15:58 Julian: You know, we talked to the situation and the breakdown in the processes. You know, there’s a lot of things that are going on in some of these critical moments, right? How chaotic was the environment where whatever they’re doing was happening? How distracted were they because of the chaos? Were there holes in the process or the system? Was there any breakdown in that? Right? So we know all the things that are going in, like talk about a cheese, there’s, you have to go through, needs to have several holes that line up at the same time before something can go completely straight through the cheese. Like there’s not just one check that wasn’t there, right? Multiple, it’s a combination of factors that led to that error from happening. So just walking through that situation, I mean, there’s also times where it’s just gross negligence, right? In those situations, you know, letting go of the clinician, it would be the… the right thing to do, but oftentimes there needs to be more investigation to find out what were the circumstances that led to the mistake and the error.

17:05 Yin: Many of our listeners design learning experiences—some in healthcare, others in fields like cybersecurity, aviation, or education. Based on your experience, what principles would you share with anyone designing training for high-stakes, high-pressure roles?

17:27 Julian: You know, something that would be very effective is to show your students the final product. Like for people who want to be a surgeon, like show them that a surgeon in the midst of a high stakes critical moment and how that surgeon solve that problem and save the patient’s life and then introduce the curriculum, right? How did the surgeon get here? Not by just learning how to cut and how to suture. That is just the surface. That surgeon knows all these physiological components, knows how fast that artery is delivering blood to other body parts. And that surgeon knows the role of everyone in that room and their capabilities to help because there was delegation in place, there’s equipment, there is reading the vital signs and what the body is telling you, knowing what tools and medications are at your disposal to use in that moment.
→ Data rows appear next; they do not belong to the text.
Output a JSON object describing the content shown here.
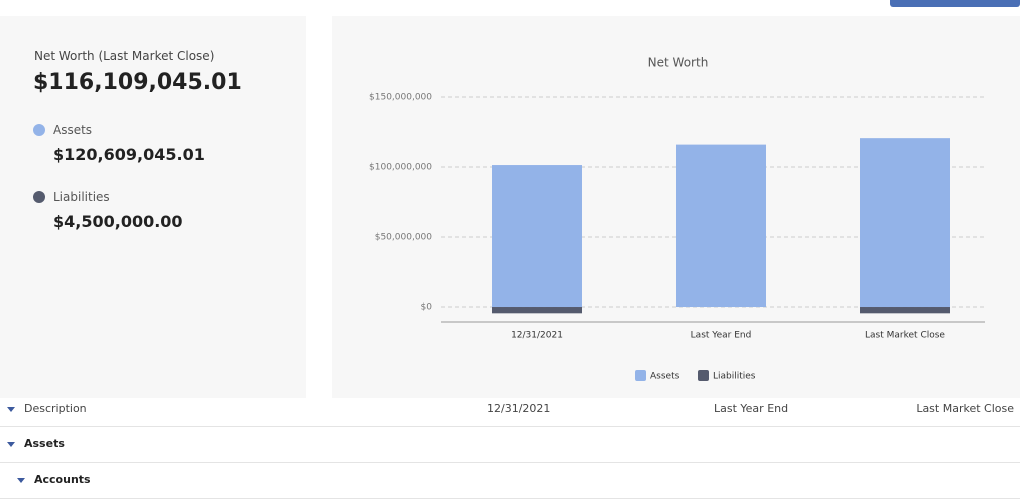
{
  "summary": {
    "net_worth_label": "Net Worth (Last Market Close)",
    "net_worth": "$116,109,045.01",
    "assets_label": "Assets",
    "assets": "$120,609,045.01",
    "liabilities_label": "Liabilities",
    "liabilities": "$4,500,000.00"
  },
  "chart_data": {
    "type": "bar",
    "stacked": true,
    "title": "Net Worth",
    "categories": [
      "12/31/2021",
      "Last Year End",
      "Last Market Close"
    ],
    "series": [
      {
        "name": "Assets",
        "color": "#93b3e8",
        "values": [
          101400000,
          116000000,
          120609045.01
        ]
      },
      {
        "name": "Liabilities",
        "color": "#555b6e",
        "values": [
          -4500000,
          0,
          -4500000
        ]
      }
    ],
    "ylim": [
      -10700000,
      150000000
    ],
    "yticks": [
      {
        "value": 0,
        "label": "$0"
      },
      {
        "value": 50000000,
        "label": "$50,000,000"
      },
      {
        "value": 100000000,
        "label": "$100,000,000"
      },
      {
        "value": 150000000,
        "label": "$150,000,000"
      }
    ],
    "grid": true,
    "legend": "bottom"
  },
  "table": {
    "header": [
      "Description",
      "12/31/2021",
      "Last Year End",
      "Last Market Close"
    ],
    "rows": [
      [
        "Assets"
      ],
      [
        "Accounts"
      ]
    ]
  }
}
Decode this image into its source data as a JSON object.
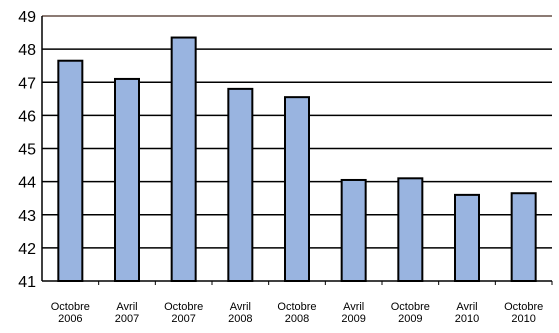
{
  "chart_data": {
    "type": "bar",
    "title": "",
    "xlabel": "",
    "ylabel": "",
    "ylim": [
      41,
      49
    ],
    "yticks": [
      41,
      42,
      43,
      44,
      45,
      46,
      47,
      48,
      49
    ],
    "grid": true,
    "legend": "none",
    "categories": [
      [
        "Octobre",
        "2006"
      ],
      [
        "Avril",
        "2007"
      ],
      [
        "Octobre",
        "2007"
      ],
      [
        "Avril",
        "2008"
      ],
      [
        "Octobre",
        "2008"
      ],
      [
        "Avril",
        "2009"
      ],
      [
        "Octobre",
        "2009"
      ],
      [
        "Avril",
        "2010"
      ],
      [
        "Octobre",
        "2010"
      ]
    ],
    "series": [
      {
        "values": [
          47.65,
          47.1,
          48.35,
          46.8,
          46.55,
          44.05,
          44.1,
          43.6,
          43.65
        ],
        "color": "#99b4e0"
      }
    ],
    "colors": {
      "bar_fill": "#99b4e0",
      "bar_stroke": "#000000",
      "grid": "#000000",
      "top_line": "#8c7b74"
    }
  }
}
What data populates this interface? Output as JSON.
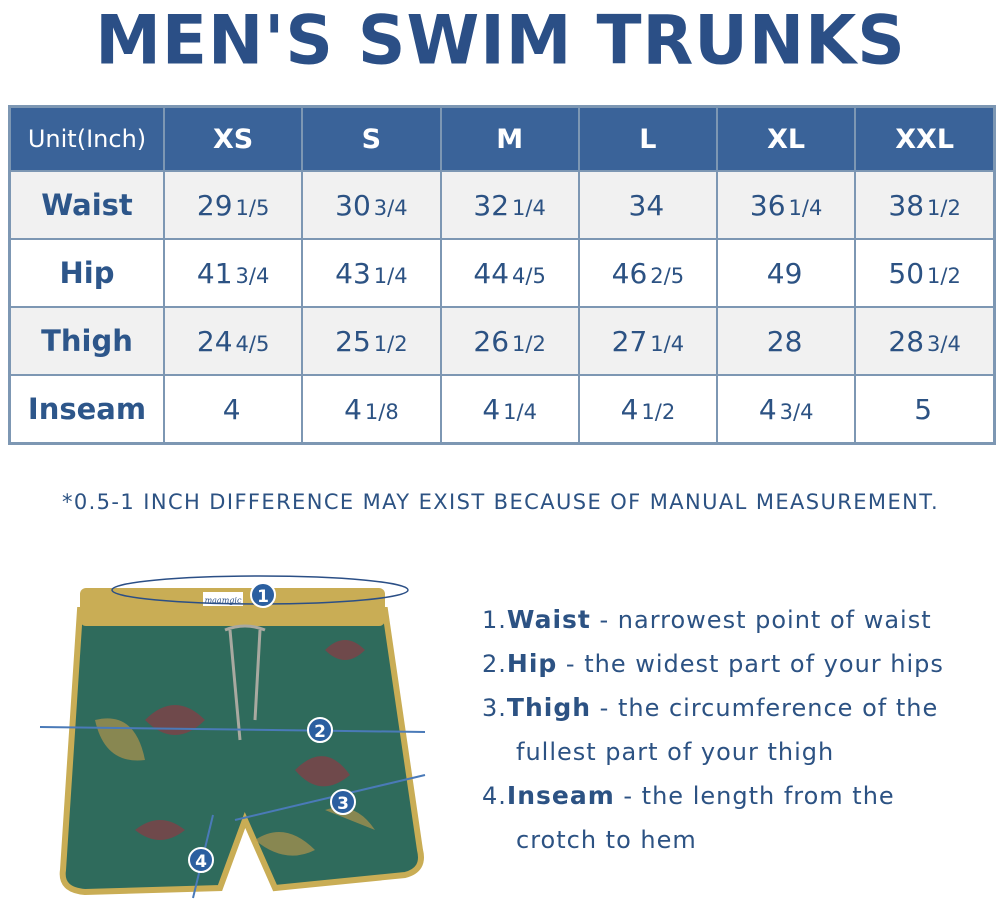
{
  "title": "MEN'S SWIM TRUNKS",
  "table": {
    "unit_header": "Unit(Inch)",
    "sizes": [
      "XS",
      "S",
      "M",
      "L",
      "XL",
      "XXL"
    ],
    "rows": [
      {
        "label": "Waist",
        "values": [
          {
            "whole": "29",
            "frac": "1/5"
          },
          {
            "whole": "30",
            "frac": "3/4"
          },
          {
            "whole": "32",
            "frac": "1/4"
          },
          {
            "whole": "34",
            "frac": ""
          },
          {
            "whole": "36",
            "frac": "1/4"
          },
          {
            "whole": "38",
            "frac": "1/2"
          }
        ]
      },
      {
        "label": "Hip",
        "values": [
          {
            "whole": "41",
            "frac": "3/4"
          },
          {
            "whole": "43",
            "frac": "1/4"
          },
          {
            "whole": "44",
            "frac": "4/5"
          },
          {
            "whole": "46",
            "frac": "2/5"
          },
          {
            "whole": "49",
            "frac": ""
          },
          {
            "whole": "50",
            "frac": "1/2"
          }
        ]
      },
      {
        "label": "Thigh",
        "values": [
          {
            "whole": "24",
            "frac": "4/5"
          },
          {
            "whole": "25",
            "frac": "1/2"
          },
          {
            "whole": "26",
            "frac": "1/2"
          },
          {
            "whole": "27",
            "frac": "1/4"
          },
          {
            "whole": "28",
            "frac": ""
          },
          {
            "whole": "28",
            "frac": "3/4"
          }
        ]
      },
      {
        "label": "Inseam",
        "values": [
          {
            "whole": "4",
            "frac": ""
          },
          {
            "whole": "4",
            "frac": "1/8"
          },
          {
            "whole": "4",
            "frac": "1/4"
          },
          {
            "whole": "4",
            "frac": "1/2"
          },
          {
            "whole": "4",
            "frac": "3/4"
          },
          {
            "whole": "5",
            "frac": ""
          }
        ]
      }
    ]
  },
  "note": "*0.5-1 INCH DIFFERENCE MAY EXIST BECAUSE OF MANUAL MEASUREMENT.",
  "image": {
    "brand_tag": "maamgic",
    "markers": [
      "1",
      "2",
      "3",
      "4"
    ]
  },
  "legend": [
    {
      "num": "1.",
      "term": "Waist",
      "desc": " - narrowest point of waist"
    },
    {
      "num": "2.",
      "term": "Hip",
      "desc": " - the widest part of your hips"
    },
    {
      "num": "3.",
      "term": "Thigh",
      "desc": " - the circumference of the",
      "cont": "fullest part of your thigh"
    },
    {
      "num": "4.",
      "term": "Inseam",
      "desc": " - the length from the",
      "cont": "crotch to hem"
    }
  ],
  "colors": {
    "brand_blue": "#2b4f86",
    "header_blue": "#3a6399",
    "border": "#7d97b3",
    "shorts_green": "#2f6b5c",
    "trim_gold": "#c9ad55"
  }
}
So showing them the final product of their aspiration, and I feel like that would kind of help them be motivated to learn every single thing, to get to that final product.

18:43 Yin:  That reminds me of a book by David Perkins, where he talks about Making Learning Whole, starting with the big picture before breaking things down. In nursing education, do you ever start by showing learners what a real critical situation looks like before teaching them the step-by-step skills?  

19:05 Julian: I mean, so it kind of reminds me of the one of the first few scenes of Karate Kid. I was going to look it up before today, but maybe the listeners know about this. When the Karate Kid was first trained, I think one of the first activities he was given was hang up clothes to dry or something like that. Or it was something very mundane to the point that the student was like, this is pointless. I want to learn karate. The trainer had to kind of encourage him and use the hard method just to like, he didn’t explain what’s the purpose of that task, but at the end of the training, everything came together. was like, that’s why you had me do this very boring task. You were training me for discipline. You were training my arm strength. You were training me for endurance. You know, all these skills that came through, but like, I wonder how that training would have been different if… you know, he got an overview of the final product and, you know, kind of know the components that went into that.

 Part 3: Mic Drop – Closing Thought 

20:04 Yin: Food for thought. And clearly, I need to watch The Karate Kid. Before we wrap, we always leave listeners with a Mic Drop moment—a quote or idea to carry with them. This week’s quote is from Archilochus, a Greek poet and warrior:

“We don’t rise to the level of our expectations—we fall to the level of our training.”

When you hear that, what comes to mind from your journey in nursing and healthcare?

20:38 Julian: It’s like that concept, I can do it in my sleep. If there’s a skill that you are trying to master and you can’t say that you can do it in your sleep, there’s still more training for you to do.